If past growth is any indication of future app developer success, then the projections made by DC and Maryland researchers may even be underestimates. When the iPhone 4 was launched in 2010 there were:
- 2,530 app developers working in DC; the DC Department of Employment Services projects that between 2012 and 2022 app developer jobs will grow by 33 percent
- 12,170 app developers working Maryland; the state’s Office of Workforce Information and Performance projects that between 2012 and 2022 app developer jobs will grow by 11 percent
The wireless industry trade group CTIA estimates that the app industry in DC and Maryland together generates more than $436 million in revenue every year. This significant economic impact is a result of an accommodating infrastructure that has been developed over a number of years.

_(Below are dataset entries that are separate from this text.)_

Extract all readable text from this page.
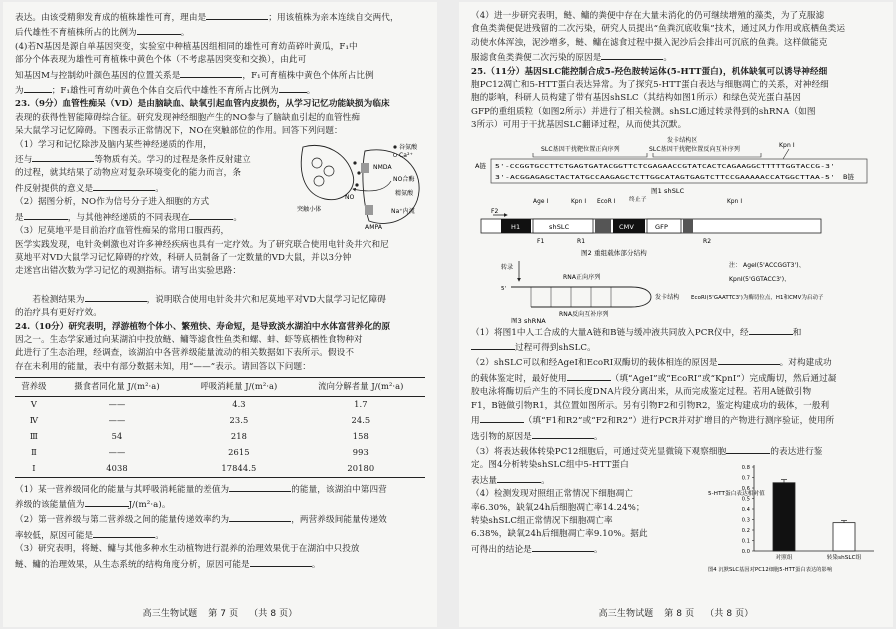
表达。由该受精卵发育成的植株雄性可育，理由是	；用该植株为亲本连续自交两代，

后代雄性不育植株所占的比例为	。

(4)若N基因是源自单基因突变，实验室中种植基因组相同的雄性可育幼苗碎叶黄瓜，F₁中

部分个体表现为雄性可育植株中黄色个体（不考虑基因突变和交换），由此可

知基因M与控制幼叶颜色基因的位置关系是	，F₁可育植株中黄色个体所占比例

为	；F₁雄性可育幼叶黄色个体自交后代中雄性不育所占比例为	。

23.（9分）血管性痴呆（VD）是由脑缺血、缺氧引起血管内皮损伤，从学习记忆功能缺损为临床

表现的获得性智能障碍综合征。研究发现神经细胞产生的NO参与了脑缺血引起的血管性痴

呆大鼠学习记忆障碍。下图表示正常情况下，NO在突触部位的作用。回答下列问题：

（1）学习和记忆除涉及脑内某些神经递质的作用，

还与	等物质有关。学习的过程是条件反射建立

的过程，就其结果了动物应对复杂环境变化的能力而言，条

件反射提供的意义是	。

（2）据图分析，NO作为信号分子进入细胞的方式

是	，与其他神经递质的不同表现在	。

（3）尼莫地平是目前治疗血管性痴呆的常用口服西药，

谷氨酸
Ca²⁺
NMDA
NO合酶
NO
精氨酸
AMPA
Na⁺内流
突触小体

医学实践发现，电针灸刺激也对许多神经疾病也具有一定疗效。为了研究联合使用电针灸井穴和尼

莫地平对VD大鼠学习记忆障碍的疗效，科研人员制备了一定数量的VD大鼠，并以3分钟

走迷宫出错次数为学习记忆的观测指标。请写出实验思路：

　　若检测结果为	，说明联合使用电针灸井穴和尼莫地平对VD大鼠学习记忆障碍

的治疗具有更好疗效。

24.（10分）研究表明，浮游植物个体小、繁殖快、寿命短，是导致淡水湖泊中水体富营养化的原

因之一。生态学家通过向某湖泊中投放鲢、鳙等滤食性鱼类和螺、蚌、虾等底栖性食物种对

此进行了生态治理，经调查，该湖泊中各营养级能量流动的相关数据如下表所示。假设不

存在未利用的能量，表中有部分数据未知，用“——”表示。请回答以下问题：

营养级	摄食者同化量 J/(m²·a)	呼吸消耗量 J/(m²·a)	流向分解者量 J/(m²·a)
Ⅴ	——	4.3	1.7
Ⅳ	——	23.5	24.5
Ⅲ	54	218	158
Ⅱ	——	2615	993
Ⅰ	4038	17844.5	20180

（1）某一营养级同化的能量与其呼吸消耗能量的差值为	的能量，该湖泊中第四营

养级的该能量值为	J/(m²·a)。

（2）第一营养级与第二营养级之间的能量传递效率约为	，两营养级间能量传递效

率较低，原因可能是	。

（3）研究表明，将鲢、鳙与其他多种水生动植物进行混养的治理效果优于在湖泊中只投放

鲢、鳙的治理效果，从生态系统的结构角度分析，原因可能是	。

高三生物试题 第 7 页 （共 8 页）

（4）进一步研究表明，鲢、鳙的粪便中存在大量未消化的仍可继续增殖的藻类，为了克服滤

食鱼类粪便促进残留的二次污染，研究人员提出“鱼粪沉底收集”技术，通过风力作用或底栖鱼类运

动使水体浑浊，泥沙增多，鲢、鳙在滤食过程中摄入泥沙后会排出可沉底的鱼粪。这样做能克

服滤食鱼类粪便二次污染的原因是	。

25.（11分）基因SLC能控制合成5-羟色胺转运体(5-HTT蛋白)，机体缺氧可以诱导神经细

胞PC12凋亡和5-HTT蛋白表达异常。为了探究5-HTT蛋白表达与细胞凋亡的关系，对神经细

胞的影响，科研人员构建了带有基因shSLC（其结构如图1所示）和绿色荧光蛋白基因

GFP的重组质粒（如图2所示）并进行了相关检测。shSLC通过转录得到的shRNA（如图

3所示）可用于干扰基因SLC翻译过程，从而使其沉默。

发卡结构区
SLC基因干扰靶位置正向序列	SLC基因干扰靶位置反向互补序列
Kpn Ⅰ
A链 5'-CCGGTGCCTTCTGAGTGATACGGTTCTCGAGAACCGTATCACTCAGAAGGCTTTTTGGTACCG-3'
3'-ACGGAGAGCTACTATGCCAAGAGCTCTTGGCATAGTGAGTCTTCCGAAAAACCATGGCTTAA-5' B链
图1 shSLC
Age Ⅰ	Kpn Ⅰ EcoR Ⅰ 终止子	Kpn Ⅰ
F2
H1	shSLC	CMV	GFP
F1	R1	R2
图2 重组载体部分结构
转录
RNA正向序列
5'
发卡结构
RNA反向互补序列
图3 shRNA
注： AgeⅠ(5'ACCGGT3')、
KpnⅠ(5'GGTACC3')、
EcoRⅠ(5'GAATTC3')为酶切位点，H1和CMV为启动子

（1）将图1中人工合成的大量A链和B链与缓冲液共同放入PCR仪中，经	和

过程可得到shSLC。

（2）shSLC可以和经AgeⅠ和EcoRⅠ双酶切的载体相连的原因是	。对构建成功

的载体鉴定时，最好使用	（填“AgeⅠ”或“EcoRⅠ”或“KpnⅠ”）完成酶切，然后通过凝

胶电泳将酶切后产生的不同长度DNA片段分离出来，从而完成鉴定过程。若用A链做引物

F1，B链做引物R1，其位置如图所示。另有引物F2和引物R2，鉴定构建成功的载体，一般利

用	（填“F1和R2”或“F2和R2”）进行PCR并对扩增目的产物进行测序验证，使用所

选引物的原因是	。

（3）将表达载体转染PC12细胞后，可通过荧光显微镜下观察细胞	的表达进行鉴

定。图4分析转染shSLC组中5-HTT蛋白

表达量	。

（4）检测发现对照组正常情况下细胞凋亡

率6.30%，缺氧24h后细胞凋亡率14.24%；

转染shSLC组正常情况下细胞凋亡率

6.38%，缺氧24h后细胞凋亡率9.10%。据此

可得出的结论是	。

5-HTT蛋白表达相对值
0.0
0.1
0.2
0.3
0.4
0.5
0.6
0.7
0.8
对照组	转染shSLC组
图4 沉默SLC基因对PC12细胞5-HTT蛋白表达的影响
高三生物试题 第 8 页 （共 8 页）
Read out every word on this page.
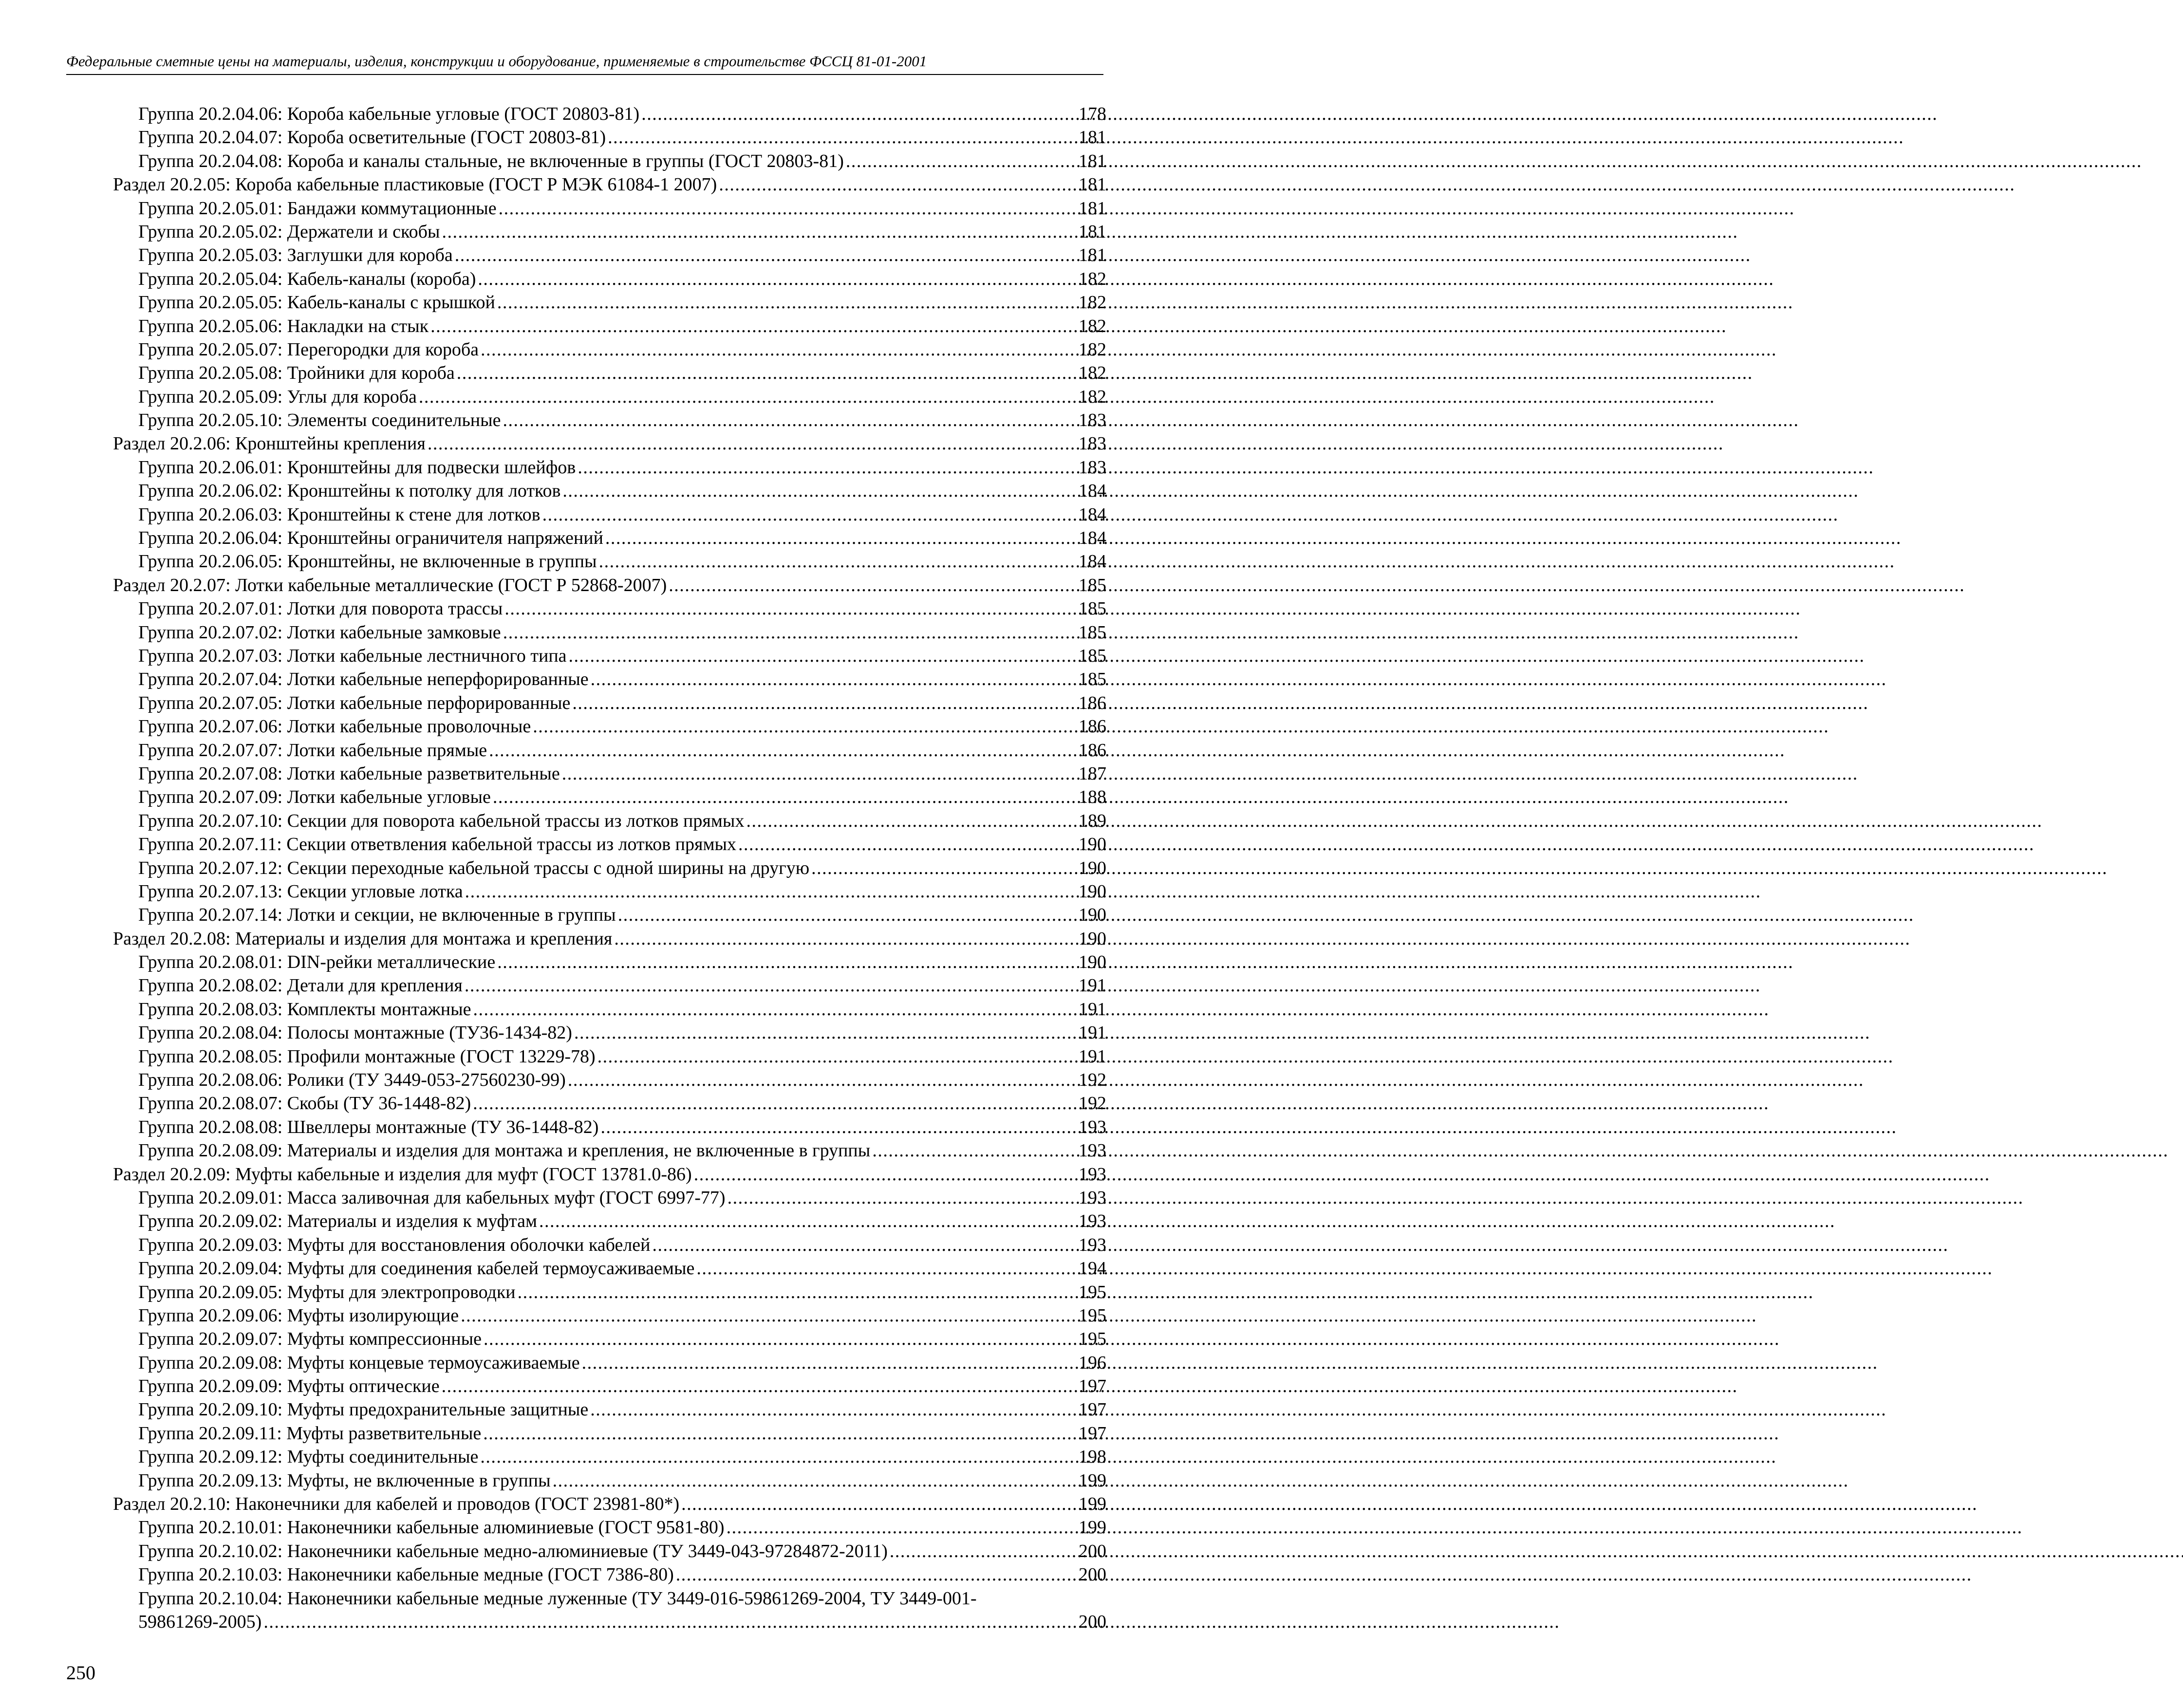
Федеральные сметные цены на материалы, изделия, конструкции и оборудование, применяемые в строительстве ФССЦ 81-01-2001
Группа 20.2.04.06: Короба кабельные угловые (ГОСТ 20803-81) . . .	178
Группа 20.2.04.07: Короба осветительные (ГОСТ 20803-81) . . .	181
Группа 20.2.04.08: Короба и каналы стальные, не включенные в группы (ГОСТ 20803-81) . . .	181
Раздел 20.2.05: Короба кабельные пластиковые (ГОСТ Р МЭК 61084-1 2007) . . .	181
Группа 20.2.05.01: Бандажи коммутационные . . .	181
Группа 20.2.05.02: Держатели и скобы . . .	181
Группа 20.2.05.03: Заглушки для короба . . .	181
Группа 20.2.05.04: Кабель-каналы (короба) . . .	182
Группа 20.2.05.05: Кабель-каналы с крышкой . . .	182
Группа 20.2.05.06: Накладки на стык . . .	182
Группа 20.2.05.07: Перегородки для короба . . .	182
Группа 20.2.05.08: Тройники для короба . . .	182
Группа 20.2.05.09: Углы для короба . . .	182
Группа 20.2.05.10: Элементы соединительные . . .	183
Раздел 20.2.06: Кронштейны крепления . . .	183
Группа 20.2.06.01: Кронштейны для подвески шлейфов . . .	183
Группа 20.2.06.02: Кронштейны к потолку для лотков . . .	184
Группа 20.2.06.03: Кронштейны к стене для лотков . . .	184
Группа 20.2.06.04: Кронштейны ограничителя напряжений . . .	184
Группа 20.2.06.05: Кронштейны, не включенные в группы . . .	184
Раздел 20.2.07: Лотки кабельные металлические (ГОСТ Р 52868-2007) . . .	185
Группа 20.2.07.01: Лотки для поворота трассы . . .	185
Группа 20.2.07.02: Лотки кабельные замковые . . .	185
Группа 20.2.07.03: Лотки кабельные лестничного типа . . .	185
Группа 20.2.07.04: Лотки кабельные неперфорированные . . .	185
Группа 20.2.07.05: Лотки кабельные перфорированные . . .	186
Группа 20.2.07.06: Лотки кабельные проволочные . . .	186
Группа 20.2.07.07: Лотки кабельные прямые . . .	186
Группа 20.2.07.08: Лотки кабельные разветвительные . . .	187
Группа 20.2.07.09: Лотки кабельные угловые . . .	188
Группа 20.2.07.10: Секции для поворота кабельной трассы из лотков прямых . . .	189
Группа 20.2.07.11: Секции ответвления кабельной трассы из лотков прямых . . .	190
Группа 20.2.07.12: Секции переходные кабельной трассы с одной ширины на другую . . .	190
Группа 20.2.07.13: Секции угловые лотка . . .	190
Группа 20.2.07.14: Лотки и секции, не включенные в группы . . .	190
Раздел 20.2.08: Материалы и изделия для монтажа и крепления . . .	190
Группа 20.2.08.01: DIN-рейки металлические . . .	190
Группа 20.2.08.02: Детали для крепления . . .	191
Группа 20.2.08.03: Комплекты монтажные . . .	191
Группа 20.2.08.04: Полосы монтажные (ТУ36-1434-82) . . .	191
Группа 20.2.08.05: Профили монтажные (ГОСТ 13229-78) . . .	191
Группа 20.2.08.06: Ролики (ТУ 3449-053-27560230-99) . . .	192
Группа 20.2.08.07: Скобы (ТУ 36-1448-82) . . .	192
Группа 20.2.08.08: Швеллеры монтажные (ТУ 36-1448-82) . . .	193
Группа 20.2.08.09: Материалы и изделия для монтажа и крепления, не включенные в группы . . .	193
Раздел 20.2.09: Муфты кабельные и изделия для муфт (ГОСТ 13781.0-86) . . .	193
Группа 20.2.09.01: Масса заливочная для кабельных муфт (ГОСТ 6997-77) . . .	193
Группа 20.2.09.02: Материалы и изделия к муфтам . . .	193
Группа 20.2.09.03: Муфты для восстановления оболочки кабелей . . .	193
Группа 20.2.09.04: Муфты для соединения кабелей термоусаживаемые . . .	194
Группа 20.2.09.05: Муфты для электропроводки . . .	195
Группа 20.2.09.06: Муфты изолирующие . . .	195
Группа 20.2.09.07: Муфты компрессионные . . .	195
Группа 20.2.09.08: Муфты концевые термоусаживаемые . . .	196
Группа 20.2.09.09: Муфты оптические . . .	197
Группа 20.2.09.10: Муфты предохранительные защитные . . .	197
Группа 20.2.09.11: Муфты разветвительные . . .	197
Группа 20.2.09.12: Муфты соединительные . . .	198
Группа 20.2.09.13: Муфты, не включенные в группы . . .	199
Раздел 20.2.10: Наконечники для кабелей и проводов (ГОСТ 23981-80*) . . .	199
Группа 20.2.10.01: Наконечники кабельные алюминиевые (ГОСТ 9581-80) . . .	199
Группа 20.2.10.02: Наконечники кабельные медно-алюминиевые (ТУ 3449-043-97284872-2011) . . .	200
Группа 20.2.10.03: Наконечники кабельные медные (ГОСТ 7386-80) . . .	200
Группа 20.2.10.04: Наконечники кабельные медные луженные (ТУ 3449-016-59861269-2004, ТУ 3449-001-
59861269-2005) . . .	200
250
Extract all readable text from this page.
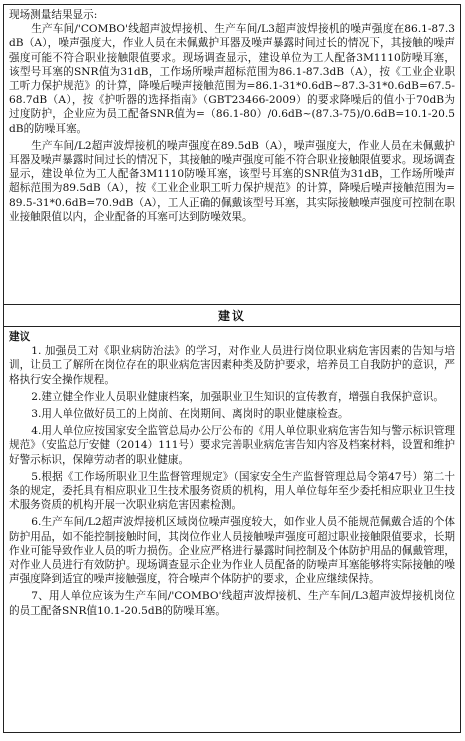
现场测量结果显示:

生产车间/'COMBO'线超声波焊接机、生产车间/L3超声波焊接机的噪声强度在86.1-87.3 dB（A），噪声强度大，作业人员在未佩戴护耳器及噪声暴露时间过长的情况下，其接触的噪声强度可能不符合职业接触限值要求。现场调查显示，建设单位为工人配备3M1110防噪耳塞，该型号耳塞的SNR值为31dB，工作场所噪声超标范围为86.1-87.3dB（A），按《工业企业职工听力保护规范》的计算，降噪后噪声接触范围为=86.1-31*0.6dB~87.3-31*0.6dB=67.5-68.7dB（A），按《护听器的选择指南》（GBT23466-2009）的要求降噪后的值小于70dB为过度防护，企业应为员工配备SNR值为=（86.1-80）/0.6dB~(87.3-75)/0.6dB=10.1-20.5dB的防噪耳塞。

生产车间/L2超声波焊接机的噪声强度在89.5dB（A），噪声强度大，作业人员在未佩戴护耳器及噪声暴露时间过长的情况下，其接触的噪声强度可能不符合职业接触限值要求。现场调查显示，建设单位为工人配备3M1110防噪耳塞，该型号耳塞的SNR值为31dB，工作场所噪声超标范围为89.5dB（A），按《工业企业职工听力保护规范》的计算，降噪后噪声接触范围为=89.5-31*0.6dB=70.9dB（A），工人正确的佩戴该型号耳塞，其实际接触噪声强度可控制在职业接触限值以内，企业配备的耳塞可达到防噪效果。

建议

建议

1. 加强员工对《职业病防治法》的学习，对作业人员进行岗位职业病危害因素的告知与培训，让员工了解所在岗位存在的职业病危害因素种类及防护要求，培养员工自我防护的意识，严格执行安全操作规程。

2.建立健全作业人员职业健康档案，加强职业卫生知识的宣传教育，增强自我保护意识。

3.用人单位做好员工的上岗前、在岗期间、离岗时的职业健康检查。

4.用人单位应按国家安全监管总局办公厅公布的《用人单位职业病危害告知与警示标识管理规范》（安监总厅安健（2014）111号）要求完善职业病危害告知内容及档案材料，设置和维护好警示标识，保障劳动者的职业健康。

5.根据《工作场所职业卫生监督管理规定》（国家安全生产监督管理总局令第47号）第二十条的规定，委托具有相应职业卫生技术服务资质的机构，用人单位每年至少委托相应职业卫生技术服务资质的机构开展一次职业病危害因素检测。

6.生产车间/L2超声波焊接机区域岗位噪声强度较大，如作业人员不能规范佩戴合适的个体防护用品，如不能控制接触时间，其岗位作业人员接触噪声强度可超过职业接触限值要求，长期作业可能导致作业人员的听力损伤。企业应严格进行暴露时间控制及个体防护用品的佩戴管理，对作业人员进行有效防护。现场调查显示企业为作业人员配备的防噪声耳塞能够将实际接触的噪声强度降到适宜的噪声接触强度，符合噪声个体防护的要求，企业应继续保持。

7、用人单位应该为生产车间/'COMBO'线超声波焊接机、生产车间/L3超声波焊接机岗位的员工配备SNR值10.1-20.5dB的防噪耳塞。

In 2009 there were 255,000 residential internet connections in DC and 2.04 million in Maryland. By the beginning of 2014 those numbers had risen to 692,000 in DC and 4.85 million in Maryland. In addition to expanding internet connections, wireless networks have also improved to accommodate larger amounts of data.
A 2015 report released by the FCC found that 73.4 percent of DC residents accessed the internet via a broadband connection, as did 78.9 percent of Maryland residents. When it comes to choice, all DC residents have access to broadband network speeds of at least 10 Mbps, which holds true for 98.99 percent of Maryland residents. This leads DC to rank first in the nation for 10 Mbps speed, followed by Maryland’s 7th-place ranking.
Because of this conducive environment, today the FCC estimates that Washington DC has the highest concentration of smartphones per population in the nation, with more than 1.06 million mobile wireless devices in circulation. Maryland is estimated to have 3.78 million smartphones and other mobile wireless devices in circulation.